Given the outlook for employment and low inflation, policy makers “can be both late and slow” in reducing accommodation, Kocherlakota, who doesn’t vote this year, said in a text prepared for delivery Tuesday in Bismarck, North Dakota. The Fed publishes minutes of its March policy meeting on Wednesday.
Treasury yields dropped April 3 after the Labor Department said U.S. payrolls increased by 126,000 in March after gaining at least 200,000 for 12 consecutive months. That, along with inflation remaining below the Fed’s 2 percent target, pushed back speculation for an interest-rate increase.
There’s a 30 percent chance policy makers will increase borrowing costs from virtually zero by their September meeting, down from 34 percent odds before the payrolls report last week, according to futures data compiled by Bloomberg.
Tuesday’s three-year notes auction was rated a “3” by five of the Fed’s 22 primary dealers on a scale of one through five.

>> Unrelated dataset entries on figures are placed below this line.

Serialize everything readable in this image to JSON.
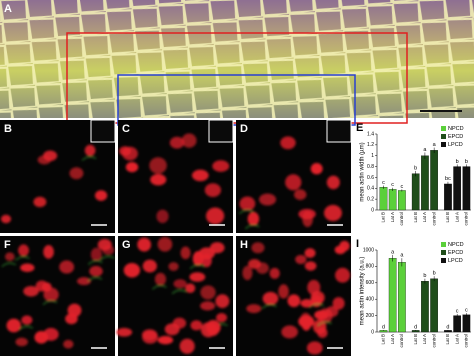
{
  "panels": [
    "A",
    "B",
    "C",
    "D",
    "E",
    "F",
    "G",
    "H",
    "I"
  ],
  "chart_data": [
    {
      "type": "bar",
      "y_label": "mean actin width (µm)",
      "categories": [
        "Lat B",
        "Lat A",
        "control"
      ],
      "ylim": [
        0,
        1.4
      ],
      "yticks": [
        0,
        0.2,
        0.4,
        0.6,
        0.8,
        1,
        1.2,
        1.4
      ],
      "series": [
        {
          "name": "NPCD",
          "color": "#5bd03a",
          "values": [
            0.42,
            0.38,
            0.36
          ],
          "errors": [
            0.03,
            0.03,
            0.02
          ],
          "letters": [
            "c",
            "c",
            "c"
          ]
        },
        {
          "name": "EPCD",
          "color": "#1f4d1a",
          "values": [
            0.67,
            1.0,
            1.1
          ],
          "errors": [
            0.05,
            0.06,
            0.05
          ],
          "letters": [
            "b",
            "a",
            "a"
          ]
        },
        {
          "name": "LPCD",
          "color": "#111111",
          "values": [
            0.48,
            0.8,
            0.8
          ],
          "errors": [
            0.04,
            0.04,
            0.04
          ],
          "letters": [
            "bc",
            "b",
            "b"
          ]
        }
      ]
    },
    {
      "type": "bar",
      "y_label": "mean actin intensity (a.u.)",
      "categories": [
        "Lat B",
        "Lat A",
        "control"
      ],
      "ylim": [
        0,
        1000
      ],
      "yticks": [
        0,
        200,
        400,
        600,
        800,
        1000
      ],
      "series": [
        {
          "name": "NPCD",
          "color": "#5bd03a",
          "values": [
            20,
            900,
            850
          ],
          "errors": [
            5,
            40,
            50
          ],
          "letters": [
            "d",
            "a",
            "a"
          ]
        },
        {
          "name": "EPCD",
          "color": "#1f4d1a",
          "values": [
            20,
            620,
            650
          ],
          "errors": [
            5,
            30,
            30
          ],
          "letters": [
            "d",
            "b",
            "b"
          ]
        },
        {
          "name": "LPCD",
          "color": "#111111",
          "values": [
            20,
            200,
            210
          ],
          "errors": [
            5,
            20,
            20
          ],
          "letters": [
            "d",
            "c",
            "c"
          ]
        }
      ]
    }
  ]
}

The securities yielded 0.865 percent, the least since March 2014 and compared with an average forecast of 0.863 percent in a survey of eight primary dealers. Last month’s sale of the notes yielded 1.104 percent.
The U.S. is scheduled to sell $21 billion of 10-year notes on Wednesday, followed by $13 billion of 30-year bonds the following day.
“There are some corporate-deal pricings” driving 30-year gains, said Ian Lyngen, a government-bond strategist at CRT Capital Group LLC in Stamford, Connecticut,
Monsanto Co. sold $800 million of bonds, including $500 million of 30-year securities. Dealers underwriting corporate debt often make trades against Treasuries as a hedge to lock in interest rates on bonds they are preparing to sell, and then buy back the government debt at the end of the deal.